By Chinta Strausberg, Chicago Crusader
The ex-slave states have the numbers to win if they have the will to fight back because there are 4 million unregistered Blacks in the South and 2.2 million who are registered but did not vote in 2016, Reverend Jesse L. Jackson, Sr. warned.
“If they vote their interests, they could change the political landscape of this nation,” Jackson stated. The power of the Black vote has been diminished due to Republican voter suppression schemes along with 5.2 million Blacks, who are on probation or parole in the South which precludes them from voting due to felon laws.
“If we vote our numbers in the South, we can change the culture of this country in a big way. With the little Latino vote plus the Black and progressive whites, that’s enough to win,” Jackson said.
For those Blacks running in Southern states for governor and senatorial races, Rev. Jackson said they could win “If we believe it, if you run, you may lose, but if you don’t run, you’re guaranteed to lose.”
Referring to the Republican political ploys of gerrymandering and voter suppression he says continues in this nation, Rev. Jackson warned, “Tricky Leaks are more devastating than WikiLeaks and the Republicans are more dangerous than the Russians,” referring to the voter suppression schemes that have diluted the black and brown votes.
Jackson said Democratic gubernatorial hopeful Stacey Abrams, who hopes to turn Georgia’s red state to blue, could win. “She’s breaking through not just a psychological barrier, but also a political barrier.
“She has put together a kind of rainbow coalition, registered about 400,000 new Black voters and high school seniors can vote…, if that happens it will be a great victory in Georgia election night,” Jackson told WVON’s Cliff Kelley.
When asked about Illinois’ voter registration, Jackson said, “It could be much higher. There is no George Wallace, no Bull Connor to stop us here…. We can send Governor Bruce Rauner back to the gambling charts and I hope that we do.”
Reverend Jackson said it is the Black vote that can also pull Democratic U. S. Senate candidate Mike Espy of Mississippi over the victory line but, “only if we vote our numbers.”
“If we use the impact of the August 28, 1963 March on Washington, the 1964 Voting Rights Act” and the 1965 Civil Rights Movement that grew out of Selma, Rev. Jackson stated, “We can make major impact upon changing the political culture of our country.”
Referring to August 28, 1963 when Dr. King gave his iconic speech, “I Have A Dream,” at the Lincoln Memorial in Washington, D.C., Reverend Jackson said 55 years ago “the day Dr.

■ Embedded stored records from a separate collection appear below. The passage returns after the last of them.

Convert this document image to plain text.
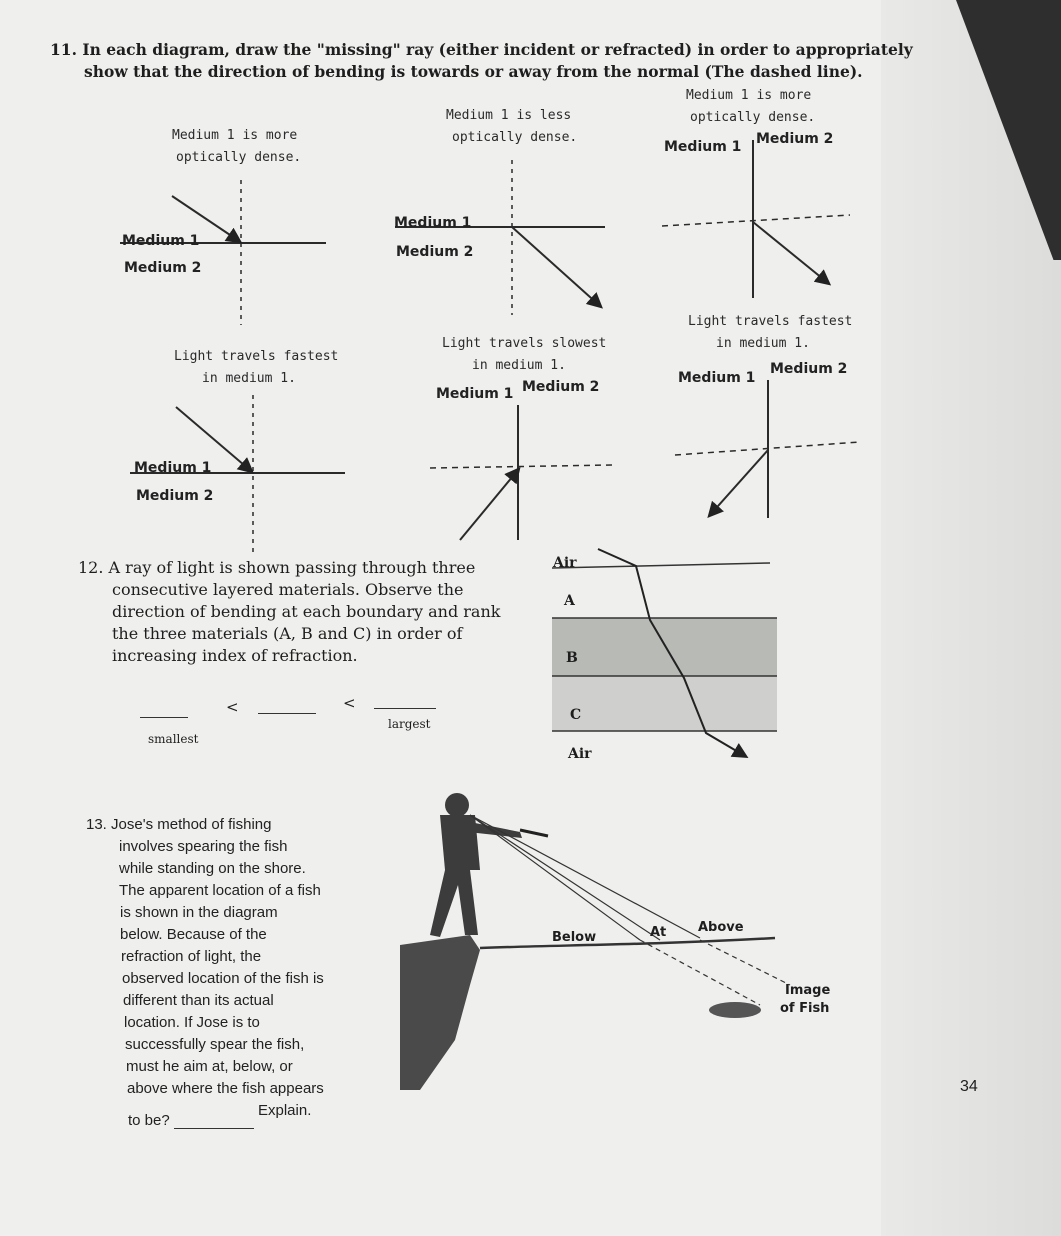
11. In each diagram, draw the "missing" ray (either incident or refracted) in order to appropriately
show that the direction of bending is towards or away from the normal (The dashed line).
Medium 1 is more
optically dense.
Medium 1
Medium 2
Medium 1 is less
optically dense.
Medium 1
Medium 2
Medium 1 is more
optically dense.
Medium 1 Medium 2
Light travels fastest
in medium 1.
Medium 1
Medium 2
Light travels slowest
in medium 1.
Medium 1 Medium 2
Light travels fastest
in medium 1.
Medium 1
Medium 2
12. A ray of light is shown passing through three
consecutive layered materials. Observe the
direction of bending at each boundary and rank
the three materials (A, B and C) in order of
increasing index of refraction.
<	<
smallest
largest
Air
A
B
C
Air
13. Jose's method of fishing
involves spearing the fish
while standing on the shore.
The apparent location of a fish
is shown in the diagram
below. Because of the
refraction of light, the
observed location of the fish is
different than its actual
location. If Jose is to
successfully spear the fish,
must he aim at, below, or
above where the fish appears
to be?
Explain.
Below	At Above
Image
of Fish
34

King gave that speech we could not use a single public toilet. Black soldiers had to sit behind Nazi prisoners on American military bases.
“From the degradation we were in, the August 28th March led to the 1964 Civil Rights Act. It was a huge march,” recalled Rev. Jackson.
“They said there would be riots, but the only riot was the military locking Washington down. There were military checkpoints. Every government worker had to be on leave that day. It was amazing how they reacted to that march,” Jackson said.
According to Jackson, President Kennedy tried to stop the march but Dr. King and his supporters held a successful march that Jackson said, “led the groundwork for 1964 Civil Rights Act.”